How to help a triggered person.
“Triggered”. One of the most overused words. I had someone tell me they’d been “triggered” because their children wouldn’t do the dishes. No, that’s “frustrated “ and you can control that outcome. “ Reward reversal”. If they don’t do the work, they lose a reward. No drama, no screaming just natural consequences.
When a person suffering from PTSD is triggered, it’s as if someone part of past trauma has resurfaced and the person is bombarded by the feelings of said trauma.
A friend of mine was in a car accident and nobody from their family came to check on or support them They actually turned their phones off. Yes, that’s cruel in itself. When you’re a person that’s suffered from abandonment and trauma a situation like that “triggers “ that person to relive every time they were abandoned. My friend went into a trauma response and assumed the families response was the same as they’d experienced previously.. They stopped speaking to my friend and gave her no grace for her triggered response. Which reinforced the anxiety and reinforced the belief that they truly were abandoned.

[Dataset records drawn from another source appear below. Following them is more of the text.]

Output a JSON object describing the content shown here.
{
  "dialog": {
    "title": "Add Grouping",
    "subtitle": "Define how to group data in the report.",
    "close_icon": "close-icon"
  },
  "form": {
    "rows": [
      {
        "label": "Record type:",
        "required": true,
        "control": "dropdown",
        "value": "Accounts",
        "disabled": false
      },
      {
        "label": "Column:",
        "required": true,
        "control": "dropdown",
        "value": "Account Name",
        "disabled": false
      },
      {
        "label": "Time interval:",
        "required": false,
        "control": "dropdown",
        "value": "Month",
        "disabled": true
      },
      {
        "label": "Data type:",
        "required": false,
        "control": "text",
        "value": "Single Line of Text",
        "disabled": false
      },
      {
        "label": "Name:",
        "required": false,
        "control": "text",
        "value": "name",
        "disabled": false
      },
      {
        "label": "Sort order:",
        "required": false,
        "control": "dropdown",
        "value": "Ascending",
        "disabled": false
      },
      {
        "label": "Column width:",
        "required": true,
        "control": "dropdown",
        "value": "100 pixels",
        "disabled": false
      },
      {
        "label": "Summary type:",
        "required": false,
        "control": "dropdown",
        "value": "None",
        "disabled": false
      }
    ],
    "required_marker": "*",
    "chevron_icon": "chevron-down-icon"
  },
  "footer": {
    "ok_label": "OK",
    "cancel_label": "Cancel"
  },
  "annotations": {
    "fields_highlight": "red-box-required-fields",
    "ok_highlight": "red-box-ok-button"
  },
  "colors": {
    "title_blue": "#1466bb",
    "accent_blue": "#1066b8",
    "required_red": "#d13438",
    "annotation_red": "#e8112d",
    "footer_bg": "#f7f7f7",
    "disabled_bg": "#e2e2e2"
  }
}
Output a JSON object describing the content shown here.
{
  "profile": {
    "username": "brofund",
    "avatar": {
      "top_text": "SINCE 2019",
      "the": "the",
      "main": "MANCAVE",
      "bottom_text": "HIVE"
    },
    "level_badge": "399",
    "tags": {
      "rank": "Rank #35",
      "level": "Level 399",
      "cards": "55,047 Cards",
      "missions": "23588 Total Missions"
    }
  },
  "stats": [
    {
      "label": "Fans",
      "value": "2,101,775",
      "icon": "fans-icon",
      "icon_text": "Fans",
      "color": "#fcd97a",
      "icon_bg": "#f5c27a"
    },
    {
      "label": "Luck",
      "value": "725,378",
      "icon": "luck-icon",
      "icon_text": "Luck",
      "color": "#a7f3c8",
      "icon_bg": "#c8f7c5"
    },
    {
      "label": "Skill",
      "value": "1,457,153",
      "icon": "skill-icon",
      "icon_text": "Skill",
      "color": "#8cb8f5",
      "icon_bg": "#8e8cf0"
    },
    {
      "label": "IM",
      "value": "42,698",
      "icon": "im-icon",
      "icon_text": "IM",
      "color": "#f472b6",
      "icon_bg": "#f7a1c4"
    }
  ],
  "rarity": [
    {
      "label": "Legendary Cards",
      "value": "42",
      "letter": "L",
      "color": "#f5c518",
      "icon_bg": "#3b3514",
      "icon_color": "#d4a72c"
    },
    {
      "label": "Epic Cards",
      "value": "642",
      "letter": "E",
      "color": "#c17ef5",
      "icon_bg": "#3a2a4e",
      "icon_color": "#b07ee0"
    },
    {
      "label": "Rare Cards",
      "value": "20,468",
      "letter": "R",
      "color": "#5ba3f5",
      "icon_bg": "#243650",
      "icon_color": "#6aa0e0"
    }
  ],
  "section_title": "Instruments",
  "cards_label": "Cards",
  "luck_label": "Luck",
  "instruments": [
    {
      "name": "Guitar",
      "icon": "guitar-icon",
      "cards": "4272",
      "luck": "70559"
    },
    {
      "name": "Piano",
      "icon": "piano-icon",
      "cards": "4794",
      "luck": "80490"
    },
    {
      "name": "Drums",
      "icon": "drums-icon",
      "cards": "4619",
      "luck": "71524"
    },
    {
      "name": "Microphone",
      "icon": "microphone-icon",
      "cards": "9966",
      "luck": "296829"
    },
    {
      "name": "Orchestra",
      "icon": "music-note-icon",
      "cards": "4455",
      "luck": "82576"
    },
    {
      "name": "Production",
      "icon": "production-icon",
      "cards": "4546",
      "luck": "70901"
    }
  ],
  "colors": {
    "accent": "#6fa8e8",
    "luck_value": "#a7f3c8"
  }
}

If a person hasn’t experienced Chronic Post Traumatic Syndrome, they usually have no clue how to help their loved one. What my friend needed was compassion, understanding and a hug.
I ask that we educate ourselves to understand the difference between “triggered” as being upset or angry and “triggered “ as being shot back into past trauma.
We need each other to get through these events. If a person could get through the experience on their own, they would have by now. Please don’t isolate or run from the trauma. People in your inner circle don’t need to feel sorry for you, nobody needs that. You need people that will cherish you through the event, have thick skin and know that what you’re feeling has little to do with them and everything to do with past trauma. If they can’t understand, that’s ok. All the person needs is compassion.
Be ye kind one to another… especially when a person is truly triggered.